Silver experienced an even more dramatic swing, declining over 8% Tuesday before rebounding 4.1% to $85.38 during Wednesday trading. Platinum witnessed a 10% drop followed by a 2.8% recovery to $2,148.50 per ounce.
Iran Conflict Drives Safe-Haven Demand
The military confrontation involving the US and Israel against Iran has entered its fifth day. According to Israel’s Kan News, Israeli forces conducted additional strikes on Tehran Tuesday and targeted a facility in Qom where religious leaders were reportedly convening to select a replacement for Supreme Leader Ayatollah Ali Khamenei. Iran’s semi-official Mehr news agency acknowledged the strike but maintained the structure was unoccupied during the attack.
The escalating military situation has created significant turbulence across global financial markets and continues to heighten investor anxiety. Concerns regarding expanded regional conflict are mounting as Tehran has issued warnings of retaliation following American military operations against Iranian-affiliated installations.
Maritime traffic through the strategically vital Strait of Hormuz, which facilitates approximately 20% of worldwide global oil and natural gas transportation, has decreased dramatically. President Trump announced the United States would furnish naval protection and insurance coverage for petroleum tankers navigating the critical waterway, though maritime industry representatives characterize the measure as an incomplete solution.

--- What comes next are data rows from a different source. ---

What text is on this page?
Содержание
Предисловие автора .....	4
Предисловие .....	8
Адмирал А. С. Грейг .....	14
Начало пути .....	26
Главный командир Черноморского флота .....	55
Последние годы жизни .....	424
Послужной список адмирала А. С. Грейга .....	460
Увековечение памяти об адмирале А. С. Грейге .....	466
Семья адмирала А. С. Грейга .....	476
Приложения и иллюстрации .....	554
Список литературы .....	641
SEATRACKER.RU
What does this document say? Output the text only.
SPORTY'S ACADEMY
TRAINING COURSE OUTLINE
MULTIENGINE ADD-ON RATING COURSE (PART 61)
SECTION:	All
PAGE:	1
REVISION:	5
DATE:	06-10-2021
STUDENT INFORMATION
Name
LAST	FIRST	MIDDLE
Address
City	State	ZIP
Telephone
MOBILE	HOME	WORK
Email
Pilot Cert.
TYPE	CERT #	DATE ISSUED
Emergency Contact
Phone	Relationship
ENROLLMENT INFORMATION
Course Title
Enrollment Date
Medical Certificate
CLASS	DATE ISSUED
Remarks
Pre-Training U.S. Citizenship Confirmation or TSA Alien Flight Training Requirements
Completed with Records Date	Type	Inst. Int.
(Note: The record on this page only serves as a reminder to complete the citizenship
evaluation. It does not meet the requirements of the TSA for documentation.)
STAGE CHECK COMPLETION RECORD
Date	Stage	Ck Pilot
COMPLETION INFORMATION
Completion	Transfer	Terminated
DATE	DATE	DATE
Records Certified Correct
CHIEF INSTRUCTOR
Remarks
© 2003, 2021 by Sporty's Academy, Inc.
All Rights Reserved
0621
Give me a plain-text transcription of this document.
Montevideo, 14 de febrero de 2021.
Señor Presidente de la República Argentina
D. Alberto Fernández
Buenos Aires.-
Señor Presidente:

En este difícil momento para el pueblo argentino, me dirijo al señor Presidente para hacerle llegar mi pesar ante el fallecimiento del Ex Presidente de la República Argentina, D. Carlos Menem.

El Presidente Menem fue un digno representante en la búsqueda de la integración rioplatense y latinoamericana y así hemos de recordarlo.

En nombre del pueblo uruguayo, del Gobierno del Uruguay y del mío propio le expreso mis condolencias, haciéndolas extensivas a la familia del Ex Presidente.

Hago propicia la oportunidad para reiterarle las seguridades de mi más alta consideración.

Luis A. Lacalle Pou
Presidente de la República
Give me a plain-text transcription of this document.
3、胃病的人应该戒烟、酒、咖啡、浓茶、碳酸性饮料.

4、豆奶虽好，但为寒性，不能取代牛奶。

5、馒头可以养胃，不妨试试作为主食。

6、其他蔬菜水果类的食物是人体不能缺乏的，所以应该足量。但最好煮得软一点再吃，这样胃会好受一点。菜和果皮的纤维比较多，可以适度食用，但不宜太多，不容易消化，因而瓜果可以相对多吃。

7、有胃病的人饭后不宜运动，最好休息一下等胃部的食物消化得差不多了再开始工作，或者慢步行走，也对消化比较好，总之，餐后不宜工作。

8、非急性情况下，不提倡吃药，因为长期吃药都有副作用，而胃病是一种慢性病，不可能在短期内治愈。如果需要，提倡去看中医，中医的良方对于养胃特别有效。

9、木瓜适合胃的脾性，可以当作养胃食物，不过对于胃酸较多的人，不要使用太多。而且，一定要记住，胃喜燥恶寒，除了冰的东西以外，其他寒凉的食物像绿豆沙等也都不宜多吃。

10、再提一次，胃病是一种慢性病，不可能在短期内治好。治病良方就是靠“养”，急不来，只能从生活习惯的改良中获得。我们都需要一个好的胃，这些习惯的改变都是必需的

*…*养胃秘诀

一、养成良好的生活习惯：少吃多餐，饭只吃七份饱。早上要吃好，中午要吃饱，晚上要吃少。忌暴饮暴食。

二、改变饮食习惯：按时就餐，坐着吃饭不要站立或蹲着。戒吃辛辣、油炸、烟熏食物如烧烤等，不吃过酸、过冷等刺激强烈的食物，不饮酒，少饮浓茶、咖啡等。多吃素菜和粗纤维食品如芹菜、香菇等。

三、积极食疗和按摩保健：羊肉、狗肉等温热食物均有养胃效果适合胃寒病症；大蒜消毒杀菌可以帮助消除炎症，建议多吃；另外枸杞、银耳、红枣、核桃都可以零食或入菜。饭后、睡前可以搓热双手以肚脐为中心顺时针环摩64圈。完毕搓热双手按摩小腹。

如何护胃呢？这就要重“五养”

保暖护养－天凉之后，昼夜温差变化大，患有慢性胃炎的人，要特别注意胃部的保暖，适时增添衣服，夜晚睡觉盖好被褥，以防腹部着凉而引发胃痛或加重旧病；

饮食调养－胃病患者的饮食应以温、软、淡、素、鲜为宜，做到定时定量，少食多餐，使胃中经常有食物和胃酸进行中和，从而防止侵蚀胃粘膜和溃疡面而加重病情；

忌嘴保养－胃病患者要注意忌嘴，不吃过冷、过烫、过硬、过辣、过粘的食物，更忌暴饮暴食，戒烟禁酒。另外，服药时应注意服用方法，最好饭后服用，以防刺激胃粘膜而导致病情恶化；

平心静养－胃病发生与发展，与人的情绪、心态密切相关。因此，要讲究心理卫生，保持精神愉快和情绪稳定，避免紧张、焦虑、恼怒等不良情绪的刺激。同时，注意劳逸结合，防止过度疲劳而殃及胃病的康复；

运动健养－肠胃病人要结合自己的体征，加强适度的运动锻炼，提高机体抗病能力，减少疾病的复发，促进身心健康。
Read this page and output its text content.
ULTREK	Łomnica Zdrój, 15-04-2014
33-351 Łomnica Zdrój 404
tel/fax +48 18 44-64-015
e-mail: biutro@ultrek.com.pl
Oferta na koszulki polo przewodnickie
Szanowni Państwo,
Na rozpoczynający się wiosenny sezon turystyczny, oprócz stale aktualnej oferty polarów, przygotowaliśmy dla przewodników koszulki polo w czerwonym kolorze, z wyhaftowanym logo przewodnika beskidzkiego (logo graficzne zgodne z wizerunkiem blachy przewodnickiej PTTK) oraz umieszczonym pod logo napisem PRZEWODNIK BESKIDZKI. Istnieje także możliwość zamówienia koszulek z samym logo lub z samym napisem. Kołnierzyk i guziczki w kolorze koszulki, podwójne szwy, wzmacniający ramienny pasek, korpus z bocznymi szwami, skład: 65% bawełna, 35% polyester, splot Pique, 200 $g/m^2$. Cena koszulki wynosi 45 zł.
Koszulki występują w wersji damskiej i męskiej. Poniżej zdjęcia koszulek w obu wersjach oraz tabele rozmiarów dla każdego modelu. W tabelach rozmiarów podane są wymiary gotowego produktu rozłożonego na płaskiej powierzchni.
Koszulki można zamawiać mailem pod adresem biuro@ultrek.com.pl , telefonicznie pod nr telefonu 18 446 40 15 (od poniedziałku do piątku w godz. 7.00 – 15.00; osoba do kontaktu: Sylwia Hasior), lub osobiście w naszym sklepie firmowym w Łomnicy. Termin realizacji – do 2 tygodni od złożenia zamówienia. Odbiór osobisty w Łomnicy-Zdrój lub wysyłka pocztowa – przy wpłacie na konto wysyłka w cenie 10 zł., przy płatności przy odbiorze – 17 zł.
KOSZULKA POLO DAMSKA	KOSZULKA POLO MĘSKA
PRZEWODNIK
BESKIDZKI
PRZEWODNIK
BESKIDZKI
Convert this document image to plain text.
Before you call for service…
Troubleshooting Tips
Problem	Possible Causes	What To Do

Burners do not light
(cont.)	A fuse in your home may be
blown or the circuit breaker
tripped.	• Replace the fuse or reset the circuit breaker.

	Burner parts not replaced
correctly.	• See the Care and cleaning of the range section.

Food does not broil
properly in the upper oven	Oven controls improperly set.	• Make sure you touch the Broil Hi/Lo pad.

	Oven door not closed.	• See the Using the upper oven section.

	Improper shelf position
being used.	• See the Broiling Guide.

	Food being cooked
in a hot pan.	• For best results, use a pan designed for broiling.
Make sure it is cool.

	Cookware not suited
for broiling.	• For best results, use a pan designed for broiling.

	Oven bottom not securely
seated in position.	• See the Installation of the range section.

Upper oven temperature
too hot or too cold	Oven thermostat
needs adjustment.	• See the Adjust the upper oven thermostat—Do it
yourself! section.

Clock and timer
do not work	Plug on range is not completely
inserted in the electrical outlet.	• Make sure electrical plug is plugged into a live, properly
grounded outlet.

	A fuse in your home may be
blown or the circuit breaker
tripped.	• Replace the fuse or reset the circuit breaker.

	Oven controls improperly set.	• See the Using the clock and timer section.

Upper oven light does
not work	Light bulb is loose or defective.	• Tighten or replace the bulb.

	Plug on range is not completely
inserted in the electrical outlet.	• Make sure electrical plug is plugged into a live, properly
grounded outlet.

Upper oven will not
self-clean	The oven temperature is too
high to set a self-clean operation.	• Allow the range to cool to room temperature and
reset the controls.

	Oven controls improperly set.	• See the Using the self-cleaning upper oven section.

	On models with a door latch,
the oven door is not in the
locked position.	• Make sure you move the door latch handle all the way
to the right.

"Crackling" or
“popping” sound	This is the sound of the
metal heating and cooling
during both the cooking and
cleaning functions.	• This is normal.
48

Rising Oil Prices Complicate Rate Cut Expectations
Escalating crude oil valuations are amplifying inflation forecasts. This development is reducing the likelihood that monetary authorities, including the Federal Reserve, will implement interest rate reductions in the near term.
Market pricing currently reflects 80% probability of more than one quarter-percentage-point Fed rate decrease this year. Just last Friday, financial markets had fully incorporated expectations for two rate cuts.
Elevated interest rate environments present challenges for gold investment since the commodity generates no yield.
According to CFTC data, institutional investors’ net long exposure in gold has decreased since late January to approach decade-low levels. Market analysts suggest this reduced positioning could establish a floor limiting further downside movement.
In China, official purchasing managers’ index readings indicated manufacturing sector contraction, while privately conducted surveys demonstrated above-forecast expansion, revealing contradictory indicators from the world’s second-largest economy.